ACP Front End Production Capabilities22 Jan 2020 09:50
Hello Backwoodsman apologies for the late response. Yes I am very much invested in ACP and am looking forward to 2020 here because there is much to like.
I find it most intriguing that ACP secured a further 3rd offtake just 10 days after the 15th Oct RNS, that delivered the resource upgrade and that this offtake brought ;
"the total offtake under an MOU to 60,000tpa representing 122% of the 49,000tpa average annual production target."
(RNS 25th Oct 2019)
If the first 2 offtakes remain relevant, which the 25th October RNS states they are, then why have ACP committed to a further 25,000tpa, at such a late stage?
The key it would seem is in the throughput, which in the Scoping Study is set at 400,000 tpa, which makes sense as the processing plant will be sized as such.
However, the "average of 49,000tpa of high quality graphite products during a 32 year life of mine". . . "is based on an average life of mine grade of 12.5% Total Graphitic Carbon (‘TGC’)" (Scoping Study RNS 27th March 2018).
The resource upgrade that was released on 15th October 2019 and which was highlighted in what was ACP's first tweet of 2020 (a point worthy of observation when one considered they tweeted 25 times in December 2019 alone), delivered 4.3Mt of resources at an average 15.9% head grade. That is a very noteworthy 27.2% higher average head grade than the Scoping Study average, over what should be the first 10 years of the mine's life.
According to the scoping study, the average 49,000tpa is based on 13Mt of resource at 12.5%. That equates to 1,625,000 tonnes of contained graphite of which 1,592,500 tonnes is extractable over the 32 year mine life. That equates to 98%.
What that means is that in the first 10.75 years (4.3Mt/400,000tpa), the same throughput should gain access to 683,700 tonnes of contained graphite, which at 98% extraction, equates to a front end (c. 10 years) 670,000 tonnes of graphite, at circa 62,300tpa.

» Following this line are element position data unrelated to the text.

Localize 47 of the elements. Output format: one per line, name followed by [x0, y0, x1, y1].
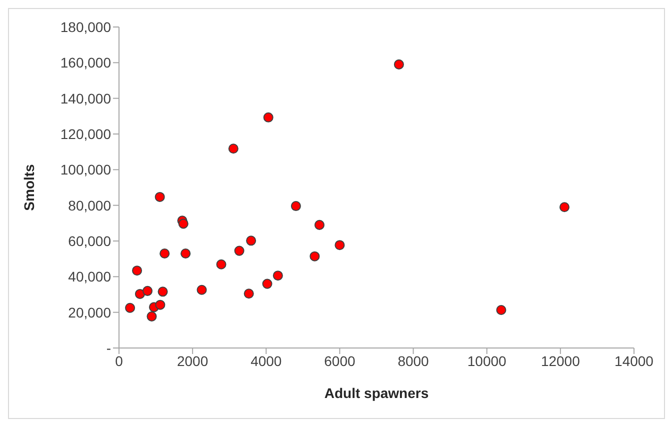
y-tick-label: 180,000 [60, 18, 112, 35]
point [234, 246, 244, 256]
point [125, 302, 136, 313]
x-tick-label: 8000 [398, 352, 430, 369]
x-tick-label: 10000 [467, 352, 507, 369]
point [142, 286, 153, 296]
x-tick-label: 12000 [540, 352, 580, 369]
point [314, 220, 324, 230]
point [496, 305, 506, 316]
x-tick-label: 0 [115, 352, 124, 369]
x-tick-label: 2000 [176, 352, 208, 369]
point [334, 240, 345, 250]
point [180, 248, 191, 258]
point [394, 59, 404, 70]
y-tick-label: 140,000 [60, 90, 112, 106]
point [216, 259, 226, 270]
point [244, 288, 254, 299]
point [158, 286, 168, 297]
point [134, 288, 145, 299]
y-tick-label: - [106, 340, 112, 356]
y-tick-label: 80,000 [68, 197, 112, 214]
point [263, 112, 274, 122]
y-tick-label: 120,000 [60, 126, 112, 142]
x-tick-label: 14000 [614, 352, 654, 369]
x-axis-title: Adult spawners [324, 385, 429, 401]
x-tick-label: 6000 [324, 352, 356, 369]
y-axis-title: Smolts [20, 164, 37, 211]
point [132, 266, 142, 276]
point [310, 251, 320, 262]
y-tick-label: 160,000 [60, 54, 112, 71]
y-tick-label: 20,000 [68, 304, 112, 320]
point [290, 201, 301, 212]
point [155, 300, 166, 310]
y-tick-label: 100,000 [60, 162, 112, 178]
point [146, 311, 157, 322]
point [272, 270, 283, 281]
point [154, 192, 165, 202]
y-tick-label: 40,000 [68, 268, 112, 285]
point [178, 218, 188, 229]
point [246, 236, 256, 246]
point [559, 202, 570, 212]
y-tick-label: 60,000 [68, 232, 112, 249]
point [262, 278, 272, 289]
x-tick-label: 4000 [250, 352, 282, 369]
point [160, 248, 170, 258]
point [196, 284, 207, 295]
point [228, 144, 238, 154]
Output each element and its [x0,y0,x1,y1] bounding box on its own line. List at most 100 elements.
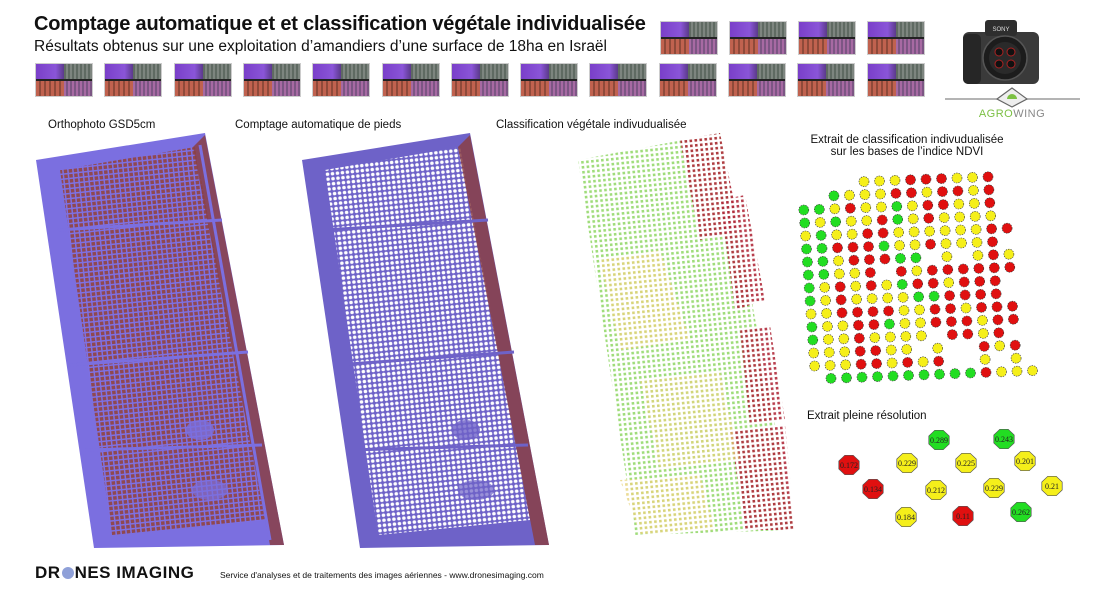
ndvi-tree-marker [1008,313,1019,325]
ndvi-tree-marker [958,263,969,275]
ndvi-tree-marker [994,340,1005,352]
orthophoto-label: Orthophoto GSD5cm [48,119,156,131]
ndvi-tree-marker [883,305,894,317]
ndvi-tree-marker [805,308,817,320]
ndvi-tree-marker [991,301,1003,313]
ndvi-tree-marker [954,211,965,223]
tree-ndvi-badge: 0.172 [838,454,860,476]
ndvi-tree-marker [804,295,816,307]
ndvi-tree-marker [1010,352,1022,364]
ndvi-tree-marker [992,314,1004,326]
ndvi-tree-marker [937,186,948,197]
ndvi-tree-marker [908,226,920,238]
ndvi-tree-marker [874,175,885,187]
ndvi-tree-marker [825,373,837,384]
ndvi-tree-marker [879,253,891,265]
band-thumbnail [589,63,648,97]
ndvi-tree-marker [844,189,855,201]
ndvi-tree-marker [863,241,874,252]
ndvi-tree-marker [877,227,889,239]
ndvi-tree-marker [846,228,858,240]
ndvi-tree-marker [965,367,976,379]
ndvi-tree-marker [893,227,904,238]
tree-ndvi-value: 0.172 [840,461,858,470]
ndvi-tree-marker [894,240,905,251]
ndvi-tree-marker [970,224,982,235]
ndvi-tree-marker [845,215,857,227]
tree-ndvi-value: 0.201 [1016,457,1034,466]
ndvi-tree-marker [854,332,865,344]
ndvi-tree-marker [865,267,876,278]
ndvi-tree-marker [799,217,810,229]
ndvi-tree-marker [976,302,987,313]
ndvi-tree-marker [822,321,833,332]
ndvi-tree-marker [907,200,918,212]
ndvi-tree-marker [855,358,867,370]
ndvi-tree-marker [921,186,933,198]
ndvi-tree-marker [889,175,901,186]
ndvi-tree-marker [867,306,879,317]
ndvi-tree-marker [802,269,814,281]
ndvi-tree-marker [910,252,922,264]
ndvi-tree-marker [945,303,956,314]
band-thumbnail [797,63,856,97]
ndvi-tree-marker [915,317,926,329]
ndvi-tree-marker [814,217,826,228]
ndvi-tree-marker [822,334,834,345]
ndvi-tree-marker [944,290,955,301]
tree-ndvi-badge: 0.225 [955,452,977,474]
ndvi-tree-marker [951,172,963,184]
ndvi-tree-marker [988,249,999,261]
classification-label: Classification végétale indivudualisée [496,119,687,131]
ndvi-tree-marker [815,230,827,241]
ndvi-tree-marker [912,278,923,290]
ndvi-tree-marker [987,236,998,248]
band-thumbnail [729,21,787,55]
ndvi-tree-marker [833,255,844,267]
ndvi-tree-marker [801,243,812,255]
ndvi-tree-marker [852,306,863,318]
ndvi-tree-marker [946,316,957,327]
ndvi-tree-marker [821,308,832,319]
ndvi-extract-label-line2: sur les bases de l’indice NDVI [830,146,984,158]
band-thumbnail [35,63,93,97]
ndvi-tree-marker [927,264,938,276]
ndvi-tree-marker [872,371,883,382]
logo-o-dot [61,567,74,579]
ndvi-tree-marker [866,293,878,304]
ndvi-tree-marker [854,345,866,357]
ndvi-extract-label: Extrait de classification indivudualisée… [802,134,1012,158]
ndvi-tree-marker [959,289,971,301]
ndvi-tree-marker [876,201,887,213]
ndvi-tree-marker [832,242,843,254]
ndvi-tree-marker [816,243,828,254]
ndvi-tree-marker [960,302,972,314]
ndvi-tree-marker [930,316,942,328]
tree-ndvi-badge: 0.229 [896,452,918,474]
ndvi-tree-marker [848,254,860,266]
classification-field [578,133,795,535]
ndvi-tree-marker [837,320,849,332]
full-res-extract-label: Extrait pleine résolution [807,410,927,422]
ndvi-tree-marker [836,307,848,319]
camera-brand: SONY [992,27,1009,33]
ndvi-tree-marker [871,358,882,369]
ndvi-tree-marker [824,360,836,371]
ndvi-tree-marker [834,281,846,293]
ndvi-tree-marker [986,223,997,235]
ndvi-tree-marker [982,171,994,183]
ndvi-tree-marker [927,277,939,289]
tree-ndvi-badge: 0.134 [862,478,884,500]
ndvi-tree-marker [896,279,908,290]
ndvi-tree-marker [969,211,981,222]
ndvi-tree-marker [851,293,862,305]
ndvi-tree-marker [916,330,927,342]
ndvi-tree-marker [885,331,896,343]
ndvi-tree-marker [984,197,996,209]
ndvi-tree-marker [972,250,984,261]
ndvi-tree-marker [1007,300,1018,312]
ndvi-tree-marker [989,262,1000,274]
ndvi-tree-marker [953,198,965,210]
ndvi-tree-marker [1003,248,1015,260]
ndvi-tree-marker [829,203,841,215]
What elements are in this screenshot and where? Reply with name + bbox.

The latest MOU, signed as I say, 10 days post the resource upgrade, which delivered the confirmation that the front end resource was there, took the total offtakes to 60,000tpa.
That sum fits very nicely into the above figures and is for me why ACP are so keen to talk about that resource upgrade.

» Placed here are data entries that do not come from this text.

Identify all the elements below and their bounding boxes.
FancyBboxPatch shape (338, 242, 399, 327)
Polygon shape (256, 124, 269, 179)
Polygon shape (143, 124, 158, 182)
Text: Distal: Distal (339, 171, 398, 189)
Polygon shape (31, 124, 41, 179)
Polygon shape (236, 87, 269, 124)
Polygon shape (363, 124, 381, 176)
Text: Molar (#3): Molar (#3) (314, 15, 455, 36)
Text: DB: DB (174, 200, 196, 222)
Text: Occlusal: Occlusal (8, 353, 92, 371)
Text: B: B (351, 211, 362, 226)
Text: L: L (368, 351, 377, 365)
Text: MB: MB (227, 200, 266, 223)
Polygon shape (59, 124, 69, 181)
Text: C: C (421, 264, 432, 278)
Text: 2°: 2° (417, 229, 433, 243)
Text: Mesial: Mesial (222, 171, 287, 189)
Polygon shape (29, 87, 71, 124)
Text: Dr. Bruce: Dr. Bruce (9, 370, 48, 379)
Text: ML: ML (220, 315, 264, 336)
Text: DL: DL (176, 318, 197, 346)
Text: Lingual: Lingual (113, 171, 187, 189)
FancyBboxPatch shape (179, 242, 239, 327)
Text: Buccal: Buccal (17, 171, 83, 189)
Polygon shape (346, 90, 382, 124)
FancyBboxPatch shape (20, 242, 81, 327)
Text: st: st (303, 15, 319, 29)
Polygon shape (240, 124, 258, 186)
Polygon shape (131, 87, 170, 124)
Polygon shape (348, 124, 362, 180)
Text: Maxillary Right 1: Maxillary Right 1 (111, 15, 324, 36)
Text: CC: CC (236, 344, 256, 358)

Furthermore, all 3 offtakes are for "an initial term of five years," which makes perfect sense given the higher output can only come in that first phase of far superior head grades.
The DFS may well still deliver a 32 year mine life at 'average' 49,000tpa, but the October update states that the mine is capable of operating at 20% higher. If so then the operating cost in those first 10 years will be much lower, EBITDA much higher, and cash flows to expand the throughout for when lower grades come through, much stronger.
The above is hidden in plain sight in the Scoping Study, but I don't believe a great many investors actually appreciate it yet.